El lunes partimos hacia el norte, hacia Cáceres. Día soleado y pocos kilómetros por delante (menos de 300 kilómetros es “pecata minuta” para la gran GS…). Partimos tarde de Sevilla, como remoloneándonos en una ciudad que siempre cautiva. Tras 70 km de autovía, acompañados por sendas R1200GS que viajaban a un ritmo más tranquilo que el nuestro. Cansados de tanta recta, decidimos seguir la N-630, que discurre paralela a la autovía (que se me antoja desmesurada para el tráfico que vimos), y mucho más divertida. Los olivos se convirtieron en encinas y los campos en dehesas, donde seguramente engordan jamones y paletillas en grupos de 4 en 4.
Corta parada en Mérida, junto al acueducto romano. El resto de bellezas latinas de la ciudad quedarán para otra ocasión, ya que priorizamos el llegar a comer a Cáceres. Además, en los viajes siempre es bueno dejarse algo en el tintero, para tener una buena excusa para volver. El centro histórico de Cáceres parecía jugar al escondite con nuestro GPS, y se hizo tremendamente esquivo. Tras varias acometidas por diferentes puntos cardinales, pudimos asaltar la Plaza Mayor, que desgraciadamente también se encontraba en obras. Unas migas y unos huevos rotos, con la exquisitez previa de unas tostadas con torta del Casar nos alimentaron tanto el cuerpo como el alma. Nos costó trabajo visitar las maravillas arquitectónicas de la parte histórica de Cáceres con esa pesadez de estómago. Pero lo que realmente me lo revolvió fue ver decenas de focos y atalajes metálicos que afeaban tremendamente los palacios, con el único fin de embellecerlos con sus luces al anochecer. Pero antes de que eso sucediera, salimos huyendo hacia Trujillo, que nos impresionó, ya de noche, con su plaza y su gigantesca estatua de Pizarro. Una cena ligera y al hote Izan, antiguo convento, a dormir.

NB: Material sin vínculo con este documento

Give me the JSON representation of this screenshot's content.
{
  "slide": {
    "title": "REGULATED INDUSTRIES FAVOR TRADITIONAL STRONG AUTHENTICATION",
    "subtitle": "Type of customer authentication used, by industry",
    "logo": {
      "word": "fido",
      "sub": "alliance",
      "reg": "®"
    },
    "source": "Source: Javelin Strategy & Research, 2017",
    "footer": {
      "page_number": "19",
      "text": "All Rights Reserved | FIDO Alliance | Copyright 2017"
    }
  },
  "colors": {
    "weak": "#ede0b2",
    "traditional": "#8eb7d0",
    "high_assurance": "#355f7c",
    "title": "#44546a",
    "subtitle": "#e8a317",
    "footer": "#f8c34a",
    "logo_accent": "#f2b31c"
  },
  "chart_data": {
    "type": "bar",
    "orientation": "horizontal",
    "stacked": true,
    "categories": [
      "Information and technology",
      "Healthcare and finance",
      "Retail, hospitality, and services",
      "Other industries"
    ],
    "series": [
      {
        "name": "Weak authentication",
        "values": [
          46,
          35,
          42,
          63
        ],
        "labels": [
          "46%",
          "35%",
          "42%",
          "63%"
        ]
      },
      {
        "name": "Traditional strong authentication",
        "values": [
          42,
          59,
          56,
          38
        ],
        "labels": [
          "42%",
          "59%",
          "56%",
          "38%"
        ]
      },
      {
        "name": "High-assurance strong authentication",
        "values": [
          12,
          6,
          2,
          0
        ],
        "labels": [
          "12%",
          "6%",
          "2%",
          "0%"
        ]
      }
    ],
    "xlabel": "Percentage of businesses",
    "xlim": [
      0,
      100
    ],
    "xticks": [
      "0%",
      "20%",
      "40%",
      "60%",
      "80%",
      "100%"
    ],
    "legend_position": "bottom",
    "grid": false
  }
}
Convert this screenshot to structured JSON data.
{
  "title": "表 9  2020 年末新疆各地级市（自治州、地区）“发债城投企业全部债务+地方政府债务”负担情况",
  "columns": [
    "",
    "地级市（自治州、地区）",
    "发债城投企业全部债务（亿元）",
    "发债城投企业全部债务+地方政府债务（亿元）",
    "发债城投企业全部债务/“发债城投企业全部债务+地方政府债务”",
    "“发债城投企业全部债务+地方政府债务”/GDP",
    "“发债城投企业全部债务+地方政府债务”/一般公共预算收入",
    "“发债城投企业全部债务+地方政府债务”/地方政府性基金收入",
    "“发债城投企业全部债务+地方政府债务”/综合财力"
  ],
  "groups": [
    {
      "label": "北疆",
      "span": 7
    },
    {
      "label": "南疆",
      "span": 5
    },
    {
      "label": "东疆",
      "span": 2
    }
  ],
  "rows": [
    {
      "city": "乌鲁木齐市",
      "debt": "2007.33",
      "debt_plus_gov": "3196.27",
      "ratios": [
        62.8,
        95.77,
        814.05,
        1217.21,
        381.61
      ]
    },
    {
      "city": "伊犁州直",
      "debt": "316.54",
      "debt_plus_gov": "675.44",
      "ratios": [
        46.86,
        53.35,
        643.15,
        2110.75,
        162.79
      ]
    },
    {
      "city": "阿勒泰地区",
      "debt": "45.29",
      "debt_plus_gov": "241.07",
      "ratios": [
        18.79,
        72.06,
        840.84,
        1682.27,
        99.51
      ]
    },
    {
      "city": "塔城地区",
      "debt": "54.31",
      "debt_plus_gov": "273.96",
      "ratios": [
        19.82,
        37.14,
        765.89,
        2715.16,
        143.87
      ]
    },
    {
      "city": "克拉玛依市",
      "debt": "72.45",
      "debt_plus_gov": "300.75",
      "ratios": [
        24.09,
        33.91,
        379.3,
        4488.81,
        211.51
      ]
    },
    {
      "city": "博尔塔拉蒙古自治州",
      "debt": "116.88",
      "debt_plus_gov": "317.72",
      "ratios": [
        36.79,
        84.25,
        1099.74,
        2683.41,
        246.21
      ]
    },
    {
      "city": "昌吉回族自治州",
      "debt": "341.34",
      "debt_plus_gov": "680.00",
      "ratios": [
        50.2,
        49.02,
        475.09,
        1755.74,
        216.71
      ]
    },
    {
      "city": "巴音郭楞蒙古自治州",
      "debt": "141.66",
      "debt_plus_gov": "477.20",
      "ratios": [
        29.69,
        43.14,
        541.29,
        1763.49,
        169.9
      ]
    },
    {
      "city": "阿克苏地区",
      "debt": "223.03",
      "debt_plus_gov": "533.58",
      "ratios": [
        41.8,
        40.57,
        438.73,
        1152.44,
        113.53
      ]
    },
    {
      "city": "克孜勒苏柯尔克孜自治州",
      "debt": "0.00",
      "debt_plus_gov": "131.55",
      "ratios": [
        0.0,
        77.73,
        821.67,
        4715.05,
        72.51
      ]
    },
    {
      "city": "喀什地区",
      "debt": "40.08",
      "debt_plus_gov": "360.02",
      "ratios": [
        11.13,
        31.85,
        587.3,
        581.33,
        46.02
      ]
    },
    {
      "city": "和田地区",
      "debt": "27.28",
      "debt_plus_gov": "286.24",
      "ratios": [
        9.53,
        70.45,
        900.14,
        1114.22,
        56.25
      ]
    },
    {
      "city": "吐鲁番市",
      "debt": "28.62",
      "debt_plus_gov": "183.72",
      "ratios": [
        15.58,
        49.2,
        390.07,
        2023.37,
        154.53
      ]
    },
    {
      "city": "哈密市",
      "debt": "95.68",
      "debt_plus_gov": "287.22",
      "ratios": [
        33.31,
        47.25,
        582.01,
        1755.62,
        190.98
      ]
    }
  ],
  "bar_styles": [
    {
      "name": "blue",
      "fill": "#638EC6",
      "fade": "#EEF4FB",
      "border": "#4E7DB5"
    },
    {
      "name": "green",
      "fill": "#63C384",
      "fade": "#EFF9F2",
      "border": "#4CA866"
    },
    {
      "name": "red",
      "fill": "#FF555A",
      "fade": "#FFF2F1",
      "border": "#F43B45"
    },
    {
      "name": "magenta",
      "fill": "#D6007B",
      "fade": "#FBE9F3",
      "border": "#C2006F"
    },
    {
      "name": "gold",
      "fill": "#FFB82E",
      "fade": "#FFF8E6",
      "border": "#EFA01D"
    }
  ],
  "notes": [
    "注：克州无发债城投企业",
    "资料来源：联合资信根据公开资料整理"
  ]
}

La mañana siguiente es la del retorno. Rápida visita diurna a Pizarro y su plaza, y carretera (autovía, más bien) hacia Madrid, donde llegamos tras tragarnos alguna caravana tempranera del día del Pilar. Arroz magnífico en Chueca y 300 kilómetros más para hacer la digestión camino de Zaragoza, donde llegamos ya de noche. El retorno a casa sería al día siguiente, con los 300 kilómetros de rigor que ya me son tan familiares. En definitiva, un puente con una buena moto, unas buenas ciudades y una inmejorable compañía.